COLLEGE FOOTBALL MAC lands another bowl game
The Mid-American Conference will have a team in the GMAC Bowl against a rival from Conference USA.
By BRIAN RICHESSON
VINDICATOR SPORTS STAFF
CLEVELAND -- The Mid-American Conference is tired of being snubbed. Now, it's fighting back.
"Part of our problem as athletic directors is we've been operating with a sense of paranoia, that we [MAC schools] gain no respect," Kent State athletic director Laing Kennedy said.
"The last couple of years we have become pro-active," he said. "We're not these little universities in the Midwest; we are major public universities."
The MAC has been trying to take a major step forward. This week, it believes that has been done.
Second bowl: Four years after the berth of the Motor City Bowl, the MAC will be represented in a second football bowl game -- the GMAC Bowl, held in Mobile, Ala., against an opponent from Conference USA.
The game, televised on ESPN2, will be played Dec. 19 at 40,000-seat Ladd-Peebles Stadium.
The MAC's plans were discussed at its headquarters in Cleveland during a press conference Friday at Gund Arena.
"Any time you've got another game on national television, fans get a chance to see how good your football really is," Akron coach Lee Owens said.
And that was part of the problem, MAC officials believed.
Big-time wins: In recent years, MAC football teams have beaten well-known football schools without being recognized or rewarded.
Two MAC teams playing annually in a bowl game just might change that.
"I couldn't imagine being Toledo [in 2000] or Miami [in '98] -- having coached a team that's 10-1 -- and then having to tell your team that they are going to stay home," Owens said.
Now, more players and fans will have an opportunity to experience the postseason atmosphere and more coaches will have an opportunity to stock their teams with talented players.
"We were involved with a linebacker, recruiting against Cincinnati, and they just pounded their postseason [games] to him," Owens said. "We just couldn't counter that argument. So, this is definitely going to enhance our recruiting."

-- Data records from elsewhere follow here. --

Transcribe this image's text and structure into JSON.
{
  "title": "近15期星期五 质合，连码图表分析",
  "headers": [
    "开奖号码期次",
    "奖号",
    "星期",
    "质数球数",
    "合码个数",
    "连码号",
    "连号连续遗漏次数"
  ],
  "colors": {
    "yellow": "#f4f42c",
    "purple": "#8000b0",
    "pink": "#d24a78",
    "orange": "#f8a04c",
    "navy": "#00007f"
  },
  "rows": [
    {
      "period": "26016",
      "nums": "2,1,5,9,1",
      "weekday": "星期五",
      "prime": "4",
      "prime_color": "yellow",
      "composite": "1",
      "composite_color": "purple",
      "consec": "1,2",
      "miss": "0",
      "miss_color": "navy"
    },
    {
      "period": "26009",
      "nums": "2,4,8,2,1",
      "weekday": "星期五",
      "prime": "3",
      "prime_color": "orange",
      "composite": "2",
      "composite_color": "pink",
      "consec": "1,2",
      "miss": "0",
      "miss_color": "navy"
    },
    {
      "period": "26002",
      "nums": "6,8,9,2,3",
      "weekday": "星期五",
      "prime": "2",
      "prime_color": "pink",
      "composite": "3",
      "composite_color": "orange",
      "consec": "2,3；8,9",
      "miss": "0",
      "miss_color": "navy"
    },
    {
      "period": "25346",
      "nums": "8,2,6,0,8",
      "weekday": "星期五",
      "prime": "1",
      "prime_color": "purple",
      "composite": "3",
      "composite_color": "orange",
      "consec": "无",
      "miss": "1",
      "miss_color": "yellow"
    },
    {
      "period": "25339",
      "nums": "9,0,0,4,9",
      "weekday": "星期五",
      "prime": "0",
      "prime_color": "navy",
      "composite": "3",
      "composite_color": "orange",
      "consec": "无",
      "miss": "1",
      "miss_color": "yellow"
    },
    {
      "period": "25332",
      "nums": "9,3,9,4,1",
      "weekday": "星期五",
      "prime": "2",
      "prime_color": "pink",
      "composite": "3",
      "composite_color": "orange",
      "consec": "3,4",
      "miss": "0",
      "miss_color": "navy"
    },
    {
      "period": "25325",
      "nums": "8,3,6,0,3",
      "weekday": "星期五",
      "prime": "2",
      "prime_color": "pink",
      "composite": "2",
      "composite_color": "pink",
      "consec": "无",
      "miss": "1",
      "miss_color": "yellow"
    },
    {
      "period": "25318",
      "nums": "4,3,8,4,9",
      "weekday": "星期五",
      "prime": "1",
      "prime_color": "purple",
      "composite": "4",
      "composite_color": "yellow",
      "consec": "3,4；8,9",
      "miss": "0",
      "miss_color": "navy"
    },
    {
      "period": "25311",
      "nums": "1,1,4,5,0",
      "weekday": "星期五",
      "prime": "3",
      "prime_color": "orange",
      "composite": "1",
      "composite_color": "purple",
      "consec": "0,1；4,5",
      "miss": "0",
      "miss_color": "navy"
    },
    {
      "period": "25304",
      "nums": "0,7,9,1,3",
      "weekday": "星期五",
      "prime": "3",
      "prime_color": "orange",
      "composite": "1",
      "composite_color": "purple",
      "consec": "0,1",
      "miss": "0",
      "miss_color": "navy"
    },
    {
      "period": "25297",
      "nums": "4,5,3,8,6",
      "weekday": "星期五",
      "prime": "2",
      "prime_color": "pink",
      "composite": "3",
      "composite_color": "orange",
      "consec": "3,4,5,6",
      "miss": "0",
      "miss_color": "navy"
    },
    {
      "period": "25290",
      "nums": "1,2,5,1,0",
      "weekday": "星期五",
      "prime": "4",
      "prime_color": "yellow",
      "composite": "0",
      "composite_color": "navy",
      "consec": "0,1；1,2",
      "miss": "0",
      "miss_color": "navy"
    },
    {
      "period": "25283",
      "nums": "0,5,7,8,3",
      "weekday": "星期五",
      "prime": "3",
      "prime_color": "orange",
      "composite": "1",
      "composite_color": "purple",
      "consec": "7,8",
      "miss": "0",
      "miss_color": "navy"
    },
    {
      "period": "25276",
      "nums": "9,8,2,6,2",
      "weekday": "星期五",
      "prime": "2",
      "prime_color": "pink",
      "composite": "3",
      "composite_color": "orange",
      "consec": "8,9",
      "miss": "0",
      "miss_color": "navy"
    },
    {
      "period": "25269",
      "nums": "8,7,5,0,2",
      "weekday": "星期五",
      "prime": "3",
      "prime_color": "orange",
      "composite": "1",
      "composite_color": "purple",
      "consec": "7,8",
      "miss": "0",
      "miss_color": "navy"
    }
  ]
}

Must excel: For the MAC to gain respect, Owens said, its teams must continue to shine in a national setting, much like Marshall, which has won the last three Motor City Bowls, held at Detroit's Pontiac Silverdome.
"People are starting to realize that we're a legitimate part of Division I," Owens said. "Those wins are going to afford us more opportunities."
The 13-team MAC, which includes Ohio schools Akron, Bowling Green, Kent State, Miami, Ohio and Toledo, is separated into East and West divisions.
There is a logic that goes into deciding the bowl-game qualifiers.
"The intent is for the [MAC's] divisional champions to play in the two bowl games," said Ken Hoffman, executive director of the Motor City Bowl, who will work with organizers to provide the best match-ups in each game.
"But we will have language that permits flexibility to create the best situations for the bowls and the conference from year to year."
First selection: In its first year of the agreement, the GMAC Bowl receives the first selection of a MAC representative. The plan to create this second bowl for the MAC had been in the works for the last two years, Kennedy said, and it finally came to fruition.
There was even talk Friday of MAC teams gaining an automatic bid to a third bowl game sometime in the future. Mobile has hosted a bowl game for the past two years, with the city acting as the title sponsor.
TCU defeated East Carolina in '99 and Southern Mississippi last year in meetings of the Western Athletic Conference and Conference USA.